Again, by Lemma 9, at Step 2, each of the inserted 2-type-1 substrings can destroy at most three 2-type-1 substrings in some optimal solution.

Now, putting all together,

$$b_1\leq b'_{10}+2b'_{11}+b'_{12}, $$

and

$$b_2\leq 3b'_2+b'_{12}+2b'_{13}. $$

Then

$$\begin{aligned} \frac{b_1}{2}+\frac{b_2}{4} \leq& \frac{b'_{10}+2b'_{11}+b'_{12}}{2}+\frac{3b'_2+b'_{12}+2b'_{13}}{4} \\ =& \biggl(\frac{b'_{10}}{2}+b'_{11}+\frac{3b'_{12}}{4}+ \frac{b'_{13}}{2}\biggr)+\frac{3b'_2}{4} \\ \leq&b'_1+b'_2 \end{aligned}$$

 □

Theorem 8

There is a greedy algorithm which approximates One-sided SF-MNSA with a factor of 1.33.

Proof

Following the greedy algorithm, Theorem 7, Lemma 8, and Lemma 10, we have the approximation solution value APP, which satisfies the following inequalities:

$$\mathit{APP}-k_{0} = k_{1}+b_{1}'+b_{2}' \geq k_{1}+\frac{1}{2}b_{1}+\frac{1}{4}b_{2} \geq \frac{3}{4}(\mathit{OPT}-k_{0}). $$

So, we have \(\mathit{APP}\geq \frac{3}{4}\mathit{OPT}+ \frac{1}{4}k_{0}\geq\frac{3}{4}\mathit{OPT}\). Hence \(\frac{\mathit{OPT}}{\mathit{APP}} \leq 1.33\), and the theorem is proven. □

In [51], a better factor-1.25 approximation was proposed. While the overall framework is similar, the details are quite different. The new approximation is achieved by a combination of maximum matching, local improvement and greedy search.

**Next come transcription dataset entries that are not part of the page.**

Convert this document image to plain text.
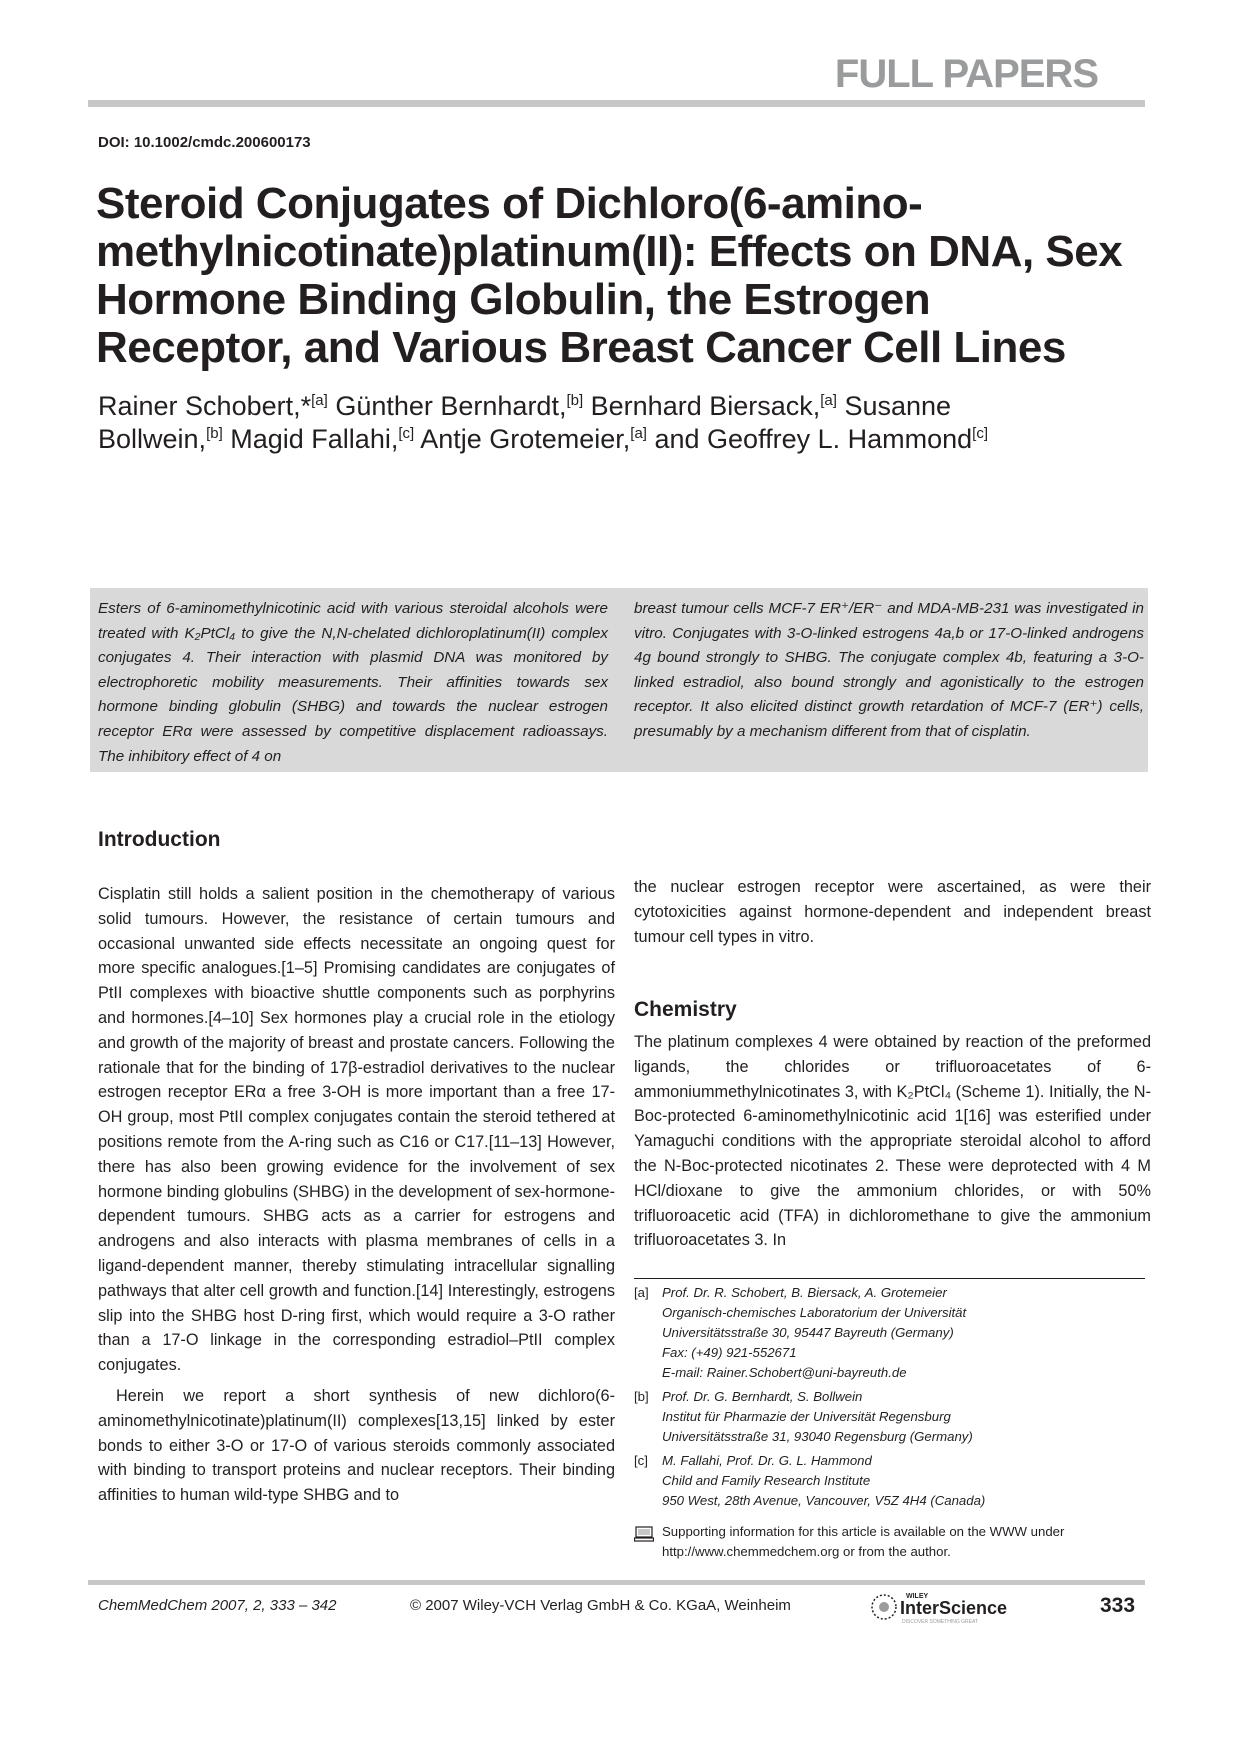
FULL PAPERS
DOI: 10.1002/cmdc.200600173
Steroid Conjugates of Dichloro(6-amino-methylnicotinate)platinum(II): Effects on DNA, Sex Hormone Binding Globulin, the Estrogen Receptor, and Various Breast Cancer Cell Lines
Rainer Schobert,*[a] Günther Bernhardt,[b] Bernhard Biersack,[a] Susanne Bollwein,[b] Magid Fallahi,[c] Antje Grotemeier,[a] and Geoffrey L. Hammond[c]
Esters of 6-aminomethylnicotinic acid with various steroidal alcohols were treated with K₂PtCl₄ to give the N,N-chelated dichloroplatinum(II) complex conjugates 4. Their interaction with plasmid DNA was monitored by electrophoretic mobility measurements. Their affinities towards sex hormone binding globulin (SHBG) and towards the nuclear estrogen receptor ERα were assessed by competitive displacement radioassays. The inhibitory effect of 4 on
breast tumour cells MCF-7 ER⁺/ER⁻ and MDA-MB-231 was investigated in vitro. Conjugates with 3-O-linked estrogens 4a,b or 17-O-linked androgens 4g bound strongly to SHBG. The conjugate complex 4b, featuring a 3-O-linked estradiol, also bound strongly and agonistically to the estrogen receptor. It also elicited distinct growth retardation of MCF-7 (ER⁺) cells, presumably by a mechanism different from that of cisplatin.
Introduction

Cisplatin still holds a salient position in the chemotherapy of various solid tumours. However, the resistance of certain tumours and occasional unwanted side effects necessitate an ongoing quest for more specific analogues.[1–5] Promising candidates are conjugates of PtII complexes with bioactive shuttle components such as porphyrins and hormones.[4–10] Sex hormones play a crucial role in the etiology and growth of the majority of breast and prostate cancers. Following the rationale that for the binding of 17β-estradiol derivatives to the nuclear estrogen receptor ERα a free 3-OH is more important than a free 17-OH group, most PtII complex conjugates contain the steroid tethered at positions remote from the A-ring such as C16 or C17.[11–13] However, there has also been growing evidence for the involvement of sex hormone binding globulins (SHBG) in the development of sex-hormone-dependent tumours. SHBG acts as a carrier for estrogens and androgens and also interacts with plasma membranes of cells in a ligand-dependent manner, thereby stimulating intracellular signalling pathways that alter cell growth and function.[14] Interestingly, estrogens slip into the SHBG host D-ring first, which would require a 3-O rather than a 17-O linkage in the corresponding estradiol–PtII complex conjugates.

Herein we report a short synthesis of new dichloro(6-aminomethylnicotinate)platinum(II) complexes[13,15] linked by ester bonds to either 3-O or 17-O of various steroids commonly associated with binding to transport proteins and nuclear receptors. Their binding affinities to human wild-type SHBG and to

the nuclear estrogen receptor were ascertained, as were their cytotoxicities against hormone-dependent and independent breast tumour cell types in vitro.

Chemistry

The platinum complexes 4 were obtained by reaction of the preformed ligands, the chlorides or trifluoroacetates of 6-ammoniummethylnicotinates 3, with K₂PtCl₄ (Scheme 1). Initially, the N-Boc-protected 6-aminomethylnicotinic acid 1[16] was esterified under Yamaguchi conditions with the appropriate steroidal alcohol to afford the N-Boc-protected nicotinates 2. These were deprotected with 4 M HCl/dioxane to give the ammonium chlorides, or with 50% trifluoroacetic acid (TFA) in dichloromethane to give the ammonium trifluoroacetates 3. In

[a] Prof. Dr. R. Schobert, B. Biersack, A. Grotemeier
Organisch-chemisches Laboratorium der Universität
Universitätsstraße 30, 95447 Bayreuth (Germany)
Fax: (+49) 921-552671
E-mail: Rainer.Schobert@uni-bayreuth.de
[b] Prof. Dr. G. Bernhardt, S. Bollwein
Institut für Pharmazie der Universität Regensburg
Universitätsstraße 31, 93040 Regensburg (Germany)
[c] M. Fallahi, Prof. Dr. G. L. Hammond
Child and Family Research Institute
950 West, 28th Avenue, Vancouver, V5Z 4H4 (Canada)
Supporting information for this article is available on the WWW under http://www.chemmedchem.org or from the author.
ChemMedChem 2007, 2, 333 – 342	© 2007 Wiley-VCH Verlag GmbH & Co. KGaA, Weinheim
WILEY
InterScience
DISCOVER SOMETHING GREAT
333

5 Concluding Remarks and Open Problems

The negative results on EBD and ENbS do not mean that we have absolutely no way to tackle these problems. For instance, in [1], with integer linear programming, very nice empirical results are obtained. Here, we try to present a different way to handle these problems formally.

In many biological problems, the optimal solution value \({\rm OPT}\) could be zero. (Besides EBD, in some minimum recombination haplotype reconstruction problems the optimal solution value could be zero.) As implied by Theorem 1, if computing such an optimal solution with zero solution value is NP-complete then the problem does not admit any polynomial-time approximation (unless P = NP). However, in reality one would be satisfied to obtain a solution with value one or two. Due to this reason, we can relax the traditional definition of approximation to a weak approximation. Given a minimization problem Π, let the optimal solution of Π be \({\rm OPT}\). We say that a weak approximation algorithm \(\mathcal{W}\) provides a performance guarantee of α for Π if for every instance I of Π, the solution value returned by \(\mathcal{W}\) is at most α×(OPT+1).

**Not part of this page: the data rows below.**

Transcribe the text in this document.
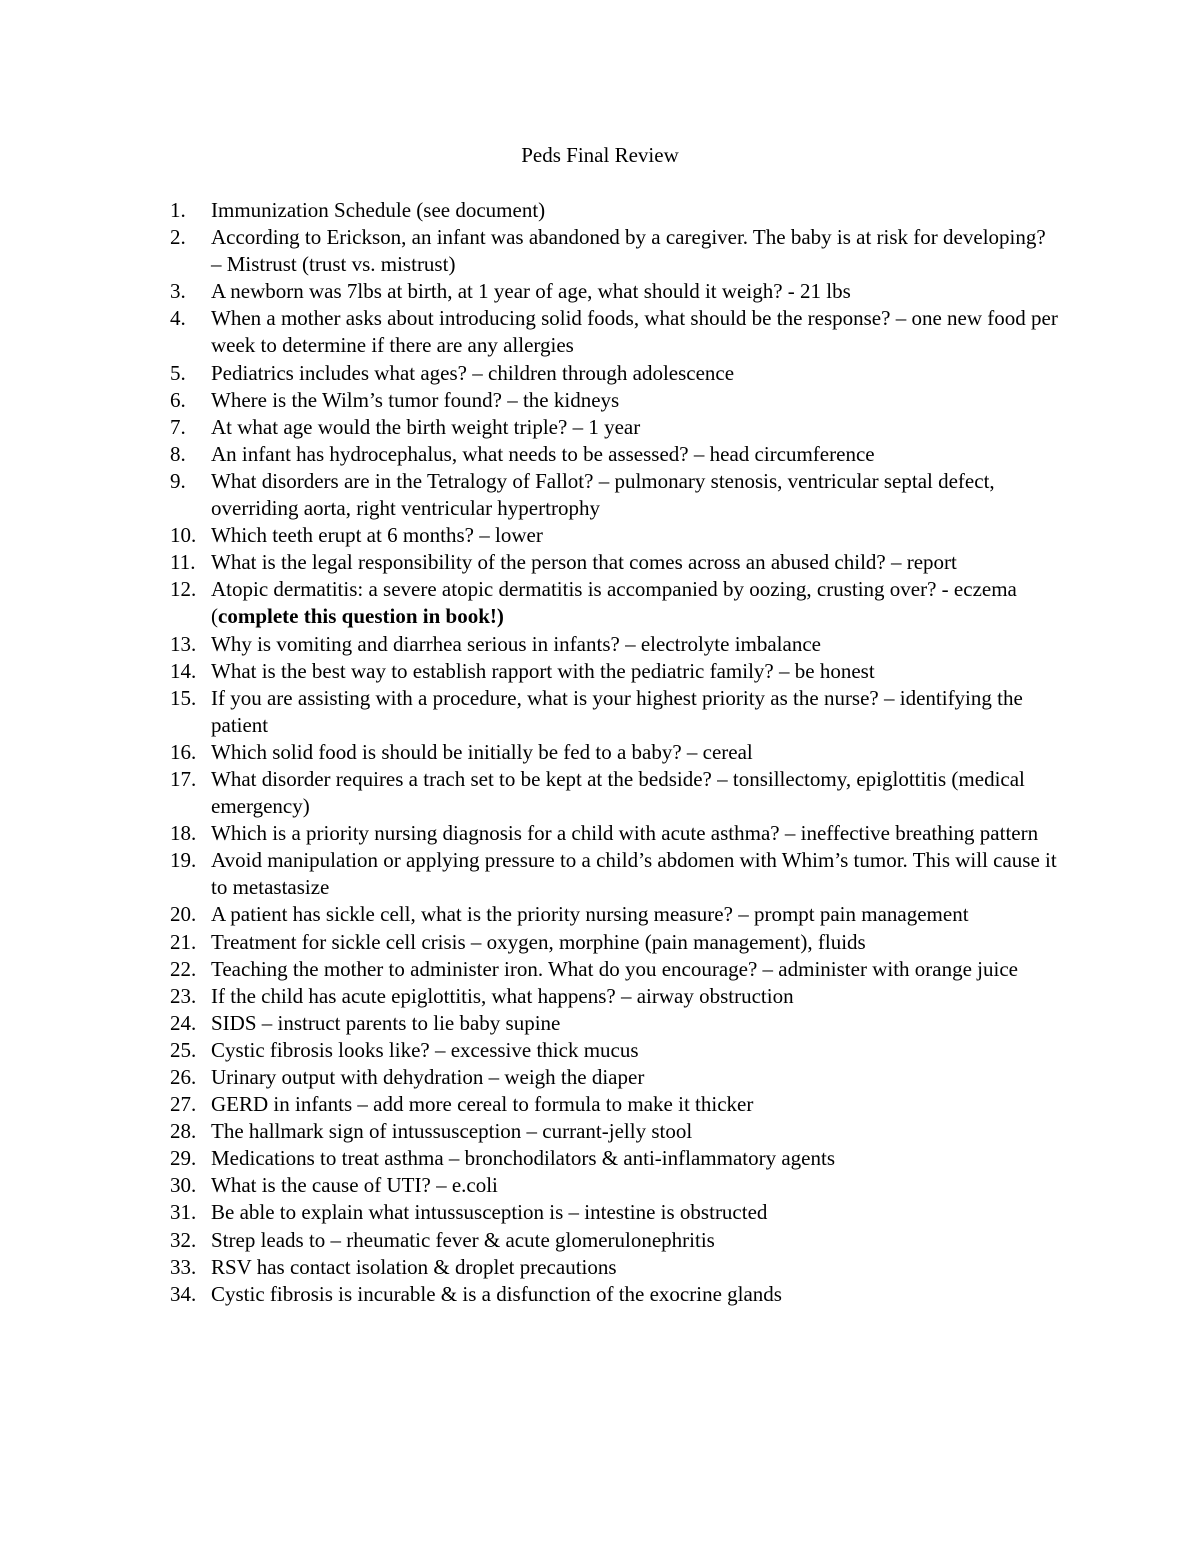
Peds Final Review
1.	Immunization Schedule (see document)
2.	According to Erickson, an infant was abandoned by a caregiver. The baby is at risk for developing? – Mistrust (trust vs. mistrust)
3.	A newborn was 7lbs at birth, at 1 year of age, what should it weigh? - 21 lbs
4.	When a mother asks about introducing solid foods, what should be the response? – one new food per week to determine if there are any allergies
5.	Pediatrics includes what ages? – children through adolescence
6.	Where is the Wilm’s tumor found? – the kidneys
7.	At what age would the birth weight triple? – 1 year
8.	An infant has hydrocephalus, what needs to be assessed? – head circumference
9.	What disorders are in the Tetralogy of Fallot? – pulmonary stenosis, ventricular septal defect, overriding aorta, right ventricular hypertrophy
10. Which teeth erupt at 6 months? – lower
11. What is the legal responsibility of the person that comes across an abused child? – report
12. Atopic dermatitis: a severe atopic dermatitis is accompanied by oozing, crusting over? - eczema (complete this question in book!)
13. Why is vomiting and diarrhea serious in infants? – electrolyte imbalance
14. What is the best way to establish rapport with the pediatric family? – be honest
15. If you are assisting with a procedure, what is your highest priority as the nurse? – identifying the patient
16. Which solid food is should be initially be fed to a baby? – cereal
17. What disorder requires a trach set to be kept at the bedside? – tonsillectomy, epiglottitis (medical emergency)
18. Which is a priority nursing diagnosis for a child with acute asthma? – ineffective breathing pattern
19. Avoid manipulation or applying pressure to a child’s abdomen with Whim’s tumor. This will cause it to metastasize
20. A patient has sickle cell, what is the priority nursing measure? – prompt pain management
21. Treatment for sickle cell crisis – oxygen, morphine (pain management), fluids
22. Teaching the mother to administer iron. What do you encourage? – administer with orange juice
23. If the child has acute epiglottitis, what happens? – airway obstruction
24. SIDS – instruct parents to lie baby supine
25. Cystic fibrosis looks like? – excessive thick mucus
26. Urinary output with dehydration – weigh the diaper
27. GERD in infants – add more cereal to formula to make it thicker
28. The hallmark sign of intussusception – currant-jelly stool
29. Medications to treat asthma – bronchodilators & anti-inflammatory agents
30. What is the cause of UTI? – e.coli
31. Be able to explain what intussusception is – intestine is obstructed
32. Strep leads to – rheumatic fever & acute glomerulonephritis
33. RSV has contact isolation & droplet precautions
34. Cystic fibrosis is incurable & is a disfunction of the exocrine glands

In [21, 22, 24] we showed that EBD and the exemplar conserved interval distance problems are both hard to approximate even under the weak approximation model. But for the exemplar reversal distance problem, no such result is known yet.

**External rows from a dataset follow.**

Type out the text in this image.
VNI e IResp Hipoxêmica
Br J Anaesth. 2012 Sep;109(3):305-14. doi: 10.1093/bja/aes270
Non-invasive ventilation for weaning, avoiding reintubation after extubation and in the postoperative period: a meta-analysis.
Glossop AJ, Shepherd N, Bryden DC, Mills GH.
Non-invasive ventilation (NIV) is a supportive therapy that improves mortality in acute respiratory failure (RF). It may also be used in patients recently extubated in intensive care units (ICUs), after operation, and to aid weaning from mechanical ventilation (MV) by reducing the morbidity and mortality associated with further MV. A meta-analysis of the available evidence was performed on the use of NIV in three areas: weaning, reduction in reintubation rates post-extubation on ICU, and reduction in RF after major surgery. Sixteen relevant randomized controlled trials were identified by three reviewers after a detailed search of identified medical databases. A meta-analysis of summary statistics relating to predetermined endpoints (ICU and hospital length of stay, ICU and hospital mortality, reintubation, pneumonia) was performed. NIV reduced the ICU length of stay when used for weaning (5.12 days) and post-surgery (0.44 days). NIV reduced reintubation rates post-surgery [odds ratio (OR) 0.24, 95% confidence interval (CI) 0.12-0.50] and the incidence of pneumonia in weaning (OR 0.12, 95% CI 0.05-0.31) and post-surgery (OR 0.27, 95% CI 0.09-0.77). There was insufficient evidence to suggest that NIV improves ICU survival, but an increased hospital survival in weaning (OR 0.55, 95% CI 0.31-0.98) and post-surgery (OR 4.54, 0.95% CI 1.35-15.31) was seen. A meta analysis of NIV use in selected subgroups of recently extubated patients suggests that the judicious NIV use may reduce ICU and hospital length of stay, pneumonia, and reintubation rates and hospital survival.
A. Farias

For the exemplar common interval number problem [12], the only negative result is its NP-hardness. It would also be interesting to know whether it admits an efficient polynomial-time approximation. We conclude this paper with a list of open problems.

  1. 1.

    For the One-sided Exemplar Breakpoint Distance problem, does there exist a factor-o(n) approximation? The only known negative result is the APX-hardness of the problem.

  2. 2.

    For the exemplar common interval number problem, does there exist a good approximation?

  3. 3.

    For the CMSR problem, does there exist faster FPT algorithm and/or a smaller linear kernel?

  4. 4.

    For the One-side SF-MNSA problem, does there exist an FPT algorithm?